Бдительный гражданин тоже в недоумении прислушался, хватка его невольно ослабела, тем более что с другой стороны его отвлекал какой-то интеллигент с портфелем, бубнивший насчет презумпции невиновности. Гражданин ответил ему раздраженной тирадой о том, что бандитам вообще надо рубить руки, как это с давних пор делают в Швеции. Какая-то высокая женщина с низким голосом настойчиво звала между тем милицию, кто-то из толпы посторонних пытался воспользоваться случаем, чтобы затесаться в законную очередь, а какая-то тетушка с кошелкой совсем уж невпопад интересовалась, почем тут яйца: по девяносто или по рубль тридцать. Скворцов улучил секунду и окончательно высвободился из сухонькой лапки — тот, кажется, и не заметил, обозленный юридическим спором. За спиной Глеба женщина с низким голо- сом продолжала звать милицию, поясняя, что у нее действительно украли кошелек, и под ее крик соломенная шляпа на долговязом вдруг предательски вспыхнула ярким пламенем.

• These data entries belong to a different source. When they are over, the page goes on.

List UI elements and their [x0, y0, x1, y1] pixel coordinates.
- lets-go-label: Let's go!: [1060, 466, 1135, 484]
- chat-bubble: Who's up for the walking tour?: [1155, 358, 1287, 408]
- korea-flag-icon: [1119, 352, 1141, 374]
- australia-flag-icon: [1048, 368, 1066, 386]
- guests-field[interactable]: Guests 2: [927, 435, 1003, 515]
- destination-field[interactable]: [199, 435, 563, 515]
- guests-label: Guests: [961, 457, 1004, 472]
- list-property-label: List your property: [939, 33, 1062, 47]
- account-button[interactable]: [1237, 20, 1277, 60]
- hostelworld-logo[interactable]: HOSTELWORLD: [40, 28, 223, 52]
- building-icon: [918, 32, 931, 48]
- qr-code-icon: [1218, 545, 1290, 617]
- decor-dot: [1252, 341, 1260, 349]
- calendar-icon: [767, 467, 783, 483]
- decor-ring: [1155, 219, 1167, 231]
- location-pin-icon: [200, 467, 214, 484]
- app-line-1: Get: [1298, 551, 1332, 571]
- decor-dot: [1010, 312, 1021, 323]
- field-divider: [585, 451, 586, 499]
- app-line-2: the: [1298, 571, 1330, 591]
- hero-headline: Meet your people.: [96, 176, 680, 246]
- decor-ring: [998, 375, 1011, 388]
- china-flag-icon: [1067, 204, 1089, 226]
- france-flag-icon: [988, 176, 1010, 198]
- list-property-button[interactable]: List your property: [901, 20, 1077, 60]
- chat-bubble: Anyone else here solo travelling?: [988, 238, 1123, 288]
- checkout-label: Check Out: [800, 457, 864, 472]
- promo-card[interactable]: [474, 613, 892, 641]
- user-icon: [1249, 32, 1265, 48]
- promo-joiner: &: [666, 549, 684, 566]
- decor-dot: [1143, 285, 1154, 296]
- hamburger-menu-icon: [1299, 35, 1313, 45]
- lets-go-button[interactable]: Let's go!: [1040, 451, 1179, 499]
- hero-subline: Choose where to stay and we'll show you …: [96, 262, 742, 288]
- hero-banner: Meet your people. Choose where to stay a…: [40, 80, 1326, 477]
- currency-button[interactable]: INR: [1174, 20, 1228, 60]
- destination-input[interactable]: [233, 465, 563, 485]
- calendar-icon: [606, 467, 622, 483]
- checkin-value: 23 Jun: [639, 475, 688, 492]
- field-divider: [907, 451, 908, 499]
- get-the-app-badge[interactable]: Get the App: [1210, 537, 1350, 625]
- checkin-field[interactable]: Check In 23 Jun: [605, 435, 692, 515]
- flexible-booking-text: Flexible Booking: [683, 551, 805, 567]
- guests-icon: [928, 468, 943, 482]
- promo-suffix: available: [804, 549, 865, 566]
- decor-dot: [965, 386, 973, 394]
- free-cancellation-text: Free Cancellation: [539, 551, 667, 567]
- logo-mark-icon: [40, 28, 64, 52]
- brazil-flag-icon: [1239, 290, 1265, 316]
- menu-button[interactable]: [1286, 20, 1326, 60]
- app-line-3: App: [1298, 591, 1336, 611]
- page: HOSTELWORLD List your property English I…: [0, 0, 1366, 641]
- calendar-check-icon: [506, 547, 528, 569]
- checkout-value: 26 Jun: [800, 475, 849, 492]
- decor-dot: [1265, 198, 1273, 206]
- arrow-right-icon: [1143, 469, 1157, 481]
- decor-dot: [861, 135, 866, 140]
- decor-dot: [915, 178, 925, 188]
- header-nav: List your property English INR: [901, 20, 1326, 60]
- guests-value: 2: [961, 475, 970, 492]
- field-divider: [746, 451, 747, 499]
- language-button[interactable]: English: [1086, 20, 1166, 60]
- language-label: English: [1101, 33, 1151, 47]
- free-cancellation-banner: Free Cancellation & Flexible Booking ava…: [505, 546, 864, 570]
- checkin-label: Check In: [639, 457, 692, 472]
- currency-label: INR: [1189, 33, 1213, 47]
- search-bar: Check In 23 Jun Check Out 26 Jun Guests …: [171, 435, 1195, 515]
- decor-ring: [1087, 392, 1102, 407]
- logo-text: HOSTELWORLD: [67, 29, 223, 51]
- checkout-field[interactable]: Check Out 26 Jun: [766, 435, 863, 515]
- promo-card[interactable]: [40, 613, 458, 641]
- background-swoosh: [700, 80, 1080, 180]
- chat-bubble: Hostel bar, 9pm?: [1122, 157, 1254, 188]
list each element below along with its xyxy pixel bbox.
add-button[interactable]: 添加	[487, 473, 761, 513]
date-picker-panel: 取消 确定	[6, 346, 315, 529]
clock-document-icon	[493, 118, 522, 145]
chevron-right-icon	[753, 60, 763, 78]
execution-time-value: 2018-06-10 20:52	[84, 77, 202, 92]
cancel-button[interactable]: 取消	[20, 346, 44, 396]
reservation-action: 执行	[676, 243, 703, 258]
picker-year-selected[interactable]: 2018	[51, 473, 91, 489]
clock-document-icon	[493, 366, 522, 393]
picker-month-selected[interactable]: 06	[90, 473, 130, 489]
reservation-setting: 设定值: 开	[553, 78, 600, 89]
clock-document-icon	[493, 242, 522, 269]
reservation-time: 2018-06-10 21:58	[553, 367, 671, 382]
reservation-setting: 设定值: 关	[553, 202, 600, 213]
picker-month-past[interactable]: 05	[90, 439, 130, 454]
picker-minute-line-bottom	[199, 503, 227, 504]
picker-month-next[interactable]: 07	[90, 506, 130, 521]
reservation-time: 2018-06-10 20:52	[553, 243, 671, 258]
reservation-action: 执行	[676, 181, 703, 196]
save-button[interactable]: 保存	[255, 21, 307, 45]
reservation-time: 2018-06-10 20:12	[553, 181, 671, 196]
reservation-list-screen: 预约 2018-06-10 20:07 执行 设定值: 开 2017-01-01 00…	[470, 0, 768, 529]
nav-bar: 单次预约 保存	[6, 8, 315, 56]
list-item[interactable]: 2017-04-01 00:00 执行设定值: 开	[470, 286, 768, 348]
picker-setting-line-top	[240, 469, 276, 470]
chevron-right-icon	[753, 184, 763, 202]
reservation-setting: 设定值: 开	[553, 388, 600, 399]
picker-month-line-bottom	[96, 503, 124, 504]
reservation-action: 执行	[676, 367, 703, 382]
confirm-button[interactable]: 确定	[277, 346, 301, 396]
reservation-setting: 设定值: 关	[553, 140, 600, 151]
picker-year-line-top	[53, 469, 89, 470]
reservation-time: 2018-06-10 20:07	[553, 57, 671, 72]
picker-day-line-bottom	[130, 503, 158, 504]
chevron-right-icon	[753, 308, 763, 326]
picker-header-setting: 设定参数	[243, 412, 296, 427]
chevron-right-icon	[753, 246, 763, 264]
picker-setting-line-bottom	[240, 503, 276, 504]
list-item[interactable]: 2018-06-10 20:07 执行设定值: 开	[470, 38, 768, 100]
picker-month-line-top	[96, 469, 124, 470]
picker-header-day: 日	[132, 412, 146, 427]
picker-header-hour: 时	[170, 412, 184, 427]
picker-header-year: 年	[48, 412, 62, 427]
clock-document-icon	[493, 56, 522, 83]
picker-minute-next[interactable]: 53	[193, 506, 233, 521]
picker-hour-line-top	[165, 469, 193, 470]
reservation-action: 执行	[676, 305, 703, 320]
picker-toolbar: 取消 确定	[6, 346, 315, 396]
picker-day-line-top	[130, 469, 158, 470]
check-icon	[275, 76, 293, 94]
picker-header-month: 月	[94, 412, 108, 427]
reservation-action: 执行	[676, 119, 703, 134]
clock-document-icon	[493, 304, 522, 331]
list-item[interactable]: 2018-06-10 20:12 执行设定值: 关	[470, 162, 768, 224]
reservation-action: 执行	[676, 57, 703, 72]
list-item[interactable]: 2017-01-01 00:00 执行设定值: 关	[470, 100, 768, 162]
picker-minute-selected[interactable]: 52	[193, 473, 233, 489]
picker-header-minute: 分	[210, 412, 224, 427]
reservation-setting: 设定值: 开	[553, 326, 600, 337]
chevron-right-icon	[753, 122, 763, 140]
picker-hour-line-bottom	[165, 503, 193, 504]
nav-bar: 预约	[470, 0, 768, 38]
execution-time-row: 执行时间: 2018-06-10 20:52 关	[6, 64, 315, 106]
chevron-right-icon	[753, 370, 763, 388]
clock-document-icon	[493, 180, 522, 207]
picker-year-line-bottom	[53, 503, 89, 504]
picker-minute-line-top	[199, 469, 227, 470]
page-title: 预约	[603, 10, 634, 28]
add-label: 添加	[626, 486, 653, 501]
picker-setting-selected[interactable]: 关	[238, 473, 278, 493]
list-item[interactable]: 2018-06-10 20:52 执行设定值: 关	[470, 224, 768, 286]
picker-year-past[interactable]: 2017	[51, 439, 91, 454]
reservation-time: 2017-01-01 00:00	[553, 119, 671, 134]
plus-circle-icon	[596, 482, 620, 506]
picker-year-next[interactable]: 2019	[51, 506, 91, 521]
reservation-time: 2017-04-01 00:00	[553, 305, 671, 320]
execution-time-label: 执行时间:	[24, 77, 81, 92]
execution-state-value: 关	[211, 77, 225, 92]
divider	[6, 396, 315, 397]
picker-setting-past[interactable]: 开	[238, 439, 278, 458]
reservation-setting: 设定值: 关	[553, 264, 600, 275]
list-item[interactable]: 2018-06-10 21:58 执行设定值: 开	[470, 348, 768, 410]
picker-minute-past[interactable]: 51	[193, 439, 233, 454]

Жара окончательно расплавила асфальт, он оплывал, как лава, по Садовому кольцу вниз к Самотеке широкой, ровной, ослепительной рекой цвета солнца; дома по берегам искаженно отражались в потоке и, казалось, тоже сейчас вот-вот оплывут; раскаленные окна вспыхивали одно за другим, пока Глеб Скворцов пробирался против течения вверх, бормоча бессмысленные ругательства; он то и дело начинал говорить вслух — что попало, лишь бы вспомнить, поймать, наконец, свой ускользающий голос; в горле, во рту и на языке его поочередно сменялись всевозможные звуки и регистры — как будто беззвучно срабатывал неподвластный воле переключатель, но все невпопад; в изощренном механизме явно произошел сбой, перепутались колки, рычажки или клавиши, и Глеб Скворцов извелся в тщетных попытках нащупать единственно нужную.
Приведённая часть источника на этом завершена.